What: Shares of digital coupon site RetailMeNot (NASDAQ: SALE) slumped 11.2% during February, according to data provided by S&P Global Market Intelligence. The company managed to beat analyst expectations for both revenue and earnings when it reported its fourth-quarter results on Feb. 9, but disappointing guidance sent the stock tumbling.
So what: RetailMeNot reported quarterly revenue of $83.1 million, down 5% year over year but about $7 million higher than analysts were expecting. Areas of strength for RetailMeNot included in-store and advertising revenue, which grew 57% year over year to $21.7 million, and mobile online transaction revenue, which grew 19% year over year to $9 million. However, a 21% year-over-year decline in desktop online transaction revenue, which accounts for nearly two-thirds of total revenue, more than offset those gains.
RetailMeNot also beat analyst estimates for earnings, reporting non-GAAP EPS of $0.36, $0.08 higher than analysts were expecting. Despite the earnings beat, non-GAAP EPS still declined by 16.3% year over year, and GAAP EPS of $0.17 fell 34.6%. Lower revenue and higher costs led to the steep decline in earnings.
While RetailMeNot did better than analysts were expecting during the fourth quarter, the company's guidance came up short. RetailMeNot expects revenue to decline by 15% year over year during the first quarter at the midpoint of its guidance, with a 7% decline expected for the full year. Analysts expected substantially higher revenue guidance in both cases.

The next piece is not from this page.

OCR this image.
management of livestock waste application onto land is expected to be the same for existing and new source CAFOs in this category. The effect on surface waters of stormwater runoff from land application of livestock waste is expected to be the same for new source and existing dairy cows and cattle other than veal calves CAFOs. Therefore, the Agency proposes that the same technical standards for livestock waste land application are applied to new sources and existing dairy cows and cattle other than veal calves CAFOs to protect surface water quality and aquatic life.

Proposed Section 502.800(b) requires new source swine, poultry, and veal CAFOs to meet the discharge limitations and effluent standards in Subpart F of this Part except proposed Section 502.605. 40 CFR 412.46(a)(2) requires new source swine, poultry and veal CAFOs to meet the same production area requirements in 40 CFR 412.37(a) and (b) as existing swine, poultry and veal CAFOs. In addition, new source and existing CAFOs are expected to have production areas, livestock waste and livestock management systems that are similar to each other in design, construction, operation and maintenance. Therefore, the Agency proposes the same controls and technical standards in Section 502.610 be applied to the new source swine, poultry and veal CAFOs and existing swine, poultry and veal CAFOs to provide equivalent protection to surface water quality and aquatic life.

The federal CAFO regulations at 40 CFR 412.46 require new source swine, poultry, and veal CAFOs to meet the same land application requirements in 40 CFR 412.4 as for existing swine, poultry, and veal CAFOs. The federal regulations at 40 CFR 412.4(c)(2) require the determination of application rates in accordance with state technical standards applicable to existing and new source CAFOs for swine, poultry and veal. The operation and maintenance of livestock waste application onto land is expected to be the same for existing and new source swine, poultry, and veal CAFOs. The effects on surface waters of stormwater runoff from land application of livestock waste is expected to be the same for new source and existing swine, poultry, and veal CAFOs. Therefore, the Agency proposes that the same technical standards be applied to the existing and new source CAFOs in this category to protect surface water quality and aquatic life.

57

Now what: RetailMeNot grew very quickly in the years leading up to its 2013 IPO, but both revenue and earnings per share peaked in 2014. The company's fourth-quarter results, while better than expected, were still lackluster, and guidance calling for a steep decline in revenue brings into question whether RetailMeNot's growth story remains intact.
Since peaking in early 2014, shares of RetailMeNot are down more than 80%. Management sounded optimistic about the company's future, with CEO Cotter Cunningham pointing to investments in mobile, expanding offer content, and leveraging data as key drivers of long-term growth. But with the company's revenue decline expected to accelerated in 2016, a turnaround doesn't seem imminent.